In short, eating raw vegetables (as opposed to cooked vegetables) allows the natural enzymes to become part of the eating and digesting process. Today, with so many processed, preserved and cooked foods, enzymes are essentially heated out of everything. However, we need raw enzymes to correctly digest foods we eat. Without these necessary enzymes, we can experience anything from mild indigestion to severe problems, including obesity, diabetes, and worse.
Enzymes are built into foods by God Himself so that as we eat them uncooked, we eat the enzymes that help our bodies digest those foods. Yes, people who are healthy can and do have enzymes that become part of the digestion process but years of eating overly processed foods and high-stress lifestyles has taken its toll. We need to add enzymes to our diets.
Medical and nutrition experts tell us that 75% of what we eat daily should be raw fruits and vegetables. If you cannot do that, then you should add supplemental enzymes to your meals. You can read the above-linked article for more information on that.
What Daniel may not have realized was that by doing things God’s way, he was actually eating a very healthy diet that would allow his food to be digested more fully. This in turn meant that Daniel would be gaining as much protein and nutrition from the food he ate as possible. He would eat less and be more full. Conversely, those who ate the king’s food would not experience those benefit because that food was probably overcooked, heavy in fats and salts.
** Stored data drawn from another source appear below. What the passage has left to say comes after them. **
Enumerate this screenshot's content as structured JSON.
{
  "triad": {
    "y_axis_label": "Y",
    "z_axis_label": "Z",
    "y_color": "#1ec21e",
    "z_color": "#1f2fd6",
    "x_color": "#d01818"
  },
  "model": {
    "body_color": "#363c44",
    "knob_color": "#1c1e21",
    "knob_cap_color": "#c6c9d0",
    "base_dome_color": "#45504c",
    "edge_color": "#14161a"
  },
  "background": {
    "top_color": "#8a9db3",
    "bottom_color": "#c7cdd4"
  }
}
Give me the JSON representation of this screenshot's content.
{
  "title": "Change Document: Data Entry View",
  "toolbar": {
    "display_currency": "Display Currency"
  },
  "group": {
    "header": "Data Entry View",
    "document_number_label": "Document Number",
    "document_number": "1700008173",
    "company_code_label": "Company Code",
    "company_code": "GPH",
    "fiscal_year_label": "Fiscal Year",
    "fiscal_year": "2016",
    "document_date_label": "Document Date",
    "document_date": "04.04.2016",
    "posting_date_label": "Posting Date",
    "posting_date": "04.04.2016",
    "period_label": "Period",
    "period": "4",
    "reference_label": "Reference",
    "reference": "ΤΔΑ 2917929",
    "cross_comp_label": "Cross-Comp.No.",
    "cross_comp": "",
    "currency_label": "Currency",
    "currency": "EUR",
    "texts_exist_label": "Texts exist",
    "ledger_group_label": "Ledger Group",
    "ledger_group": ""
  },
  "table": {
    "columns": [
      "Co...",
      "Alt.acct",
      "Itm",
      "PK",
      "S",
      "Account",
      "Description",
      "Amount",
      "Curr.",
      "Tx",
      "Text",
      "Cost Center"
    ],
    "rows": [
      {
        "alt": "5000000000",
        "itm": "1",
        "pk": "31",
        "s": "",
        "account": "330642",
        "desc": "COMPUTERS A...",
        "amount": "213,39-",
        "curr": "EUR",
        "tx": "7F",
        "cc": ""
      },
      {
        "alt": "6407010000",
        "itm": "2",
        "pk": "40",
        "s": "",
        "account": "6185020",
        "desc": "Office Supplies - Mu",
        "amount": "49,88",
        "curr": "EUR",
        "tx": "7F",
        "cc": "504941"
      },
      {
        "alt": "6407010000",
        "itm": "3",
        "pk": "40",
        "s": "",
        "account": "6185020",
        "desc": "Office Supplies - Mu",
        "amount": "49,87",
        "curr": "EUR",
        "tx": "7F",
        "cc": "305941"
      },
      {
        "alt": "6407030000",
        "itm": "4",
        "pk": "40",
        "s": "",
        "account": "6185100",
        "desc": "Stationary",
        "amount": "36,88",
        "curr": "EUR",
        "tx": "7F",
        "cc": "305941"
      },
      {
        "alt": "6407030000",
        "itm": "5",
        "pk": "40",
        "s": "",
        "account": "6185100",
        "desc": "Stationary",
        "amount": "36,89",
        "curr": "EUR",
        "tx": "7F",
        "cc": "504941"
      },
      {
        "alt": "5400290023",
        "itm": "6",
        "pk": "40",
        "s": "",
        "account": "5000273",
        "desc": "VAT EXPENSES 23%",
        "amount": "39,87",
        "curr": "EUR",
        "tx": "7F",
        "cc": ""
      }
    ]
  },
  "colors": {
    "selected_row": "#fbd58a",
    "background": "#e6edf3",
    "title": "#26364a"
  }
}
Nowhere in the Mosaic Law referencing dietary principles did God take the time to explain all of this to the Israelites. He simply said, “do not eat.” Foods declared by God to be unclean were to be avoided.
Daniel, in desiring to obey God fully, chose to do what he could to avoid eating the king’s unclean food. Instead, because of his desire to obey God, God blessed Daniel. By eating vegetables and drinking water, the natural benefits did what they were supposed to do. This in turn created a noticeable difference in the health of Daniel and his friends when compared to the other young men who had no qualms in eating the king’s “choice” food and wine.
In essence, Daniel passed the first test here. He faced a challenge and chose to obey God. God blessed him in numerous ways because of it.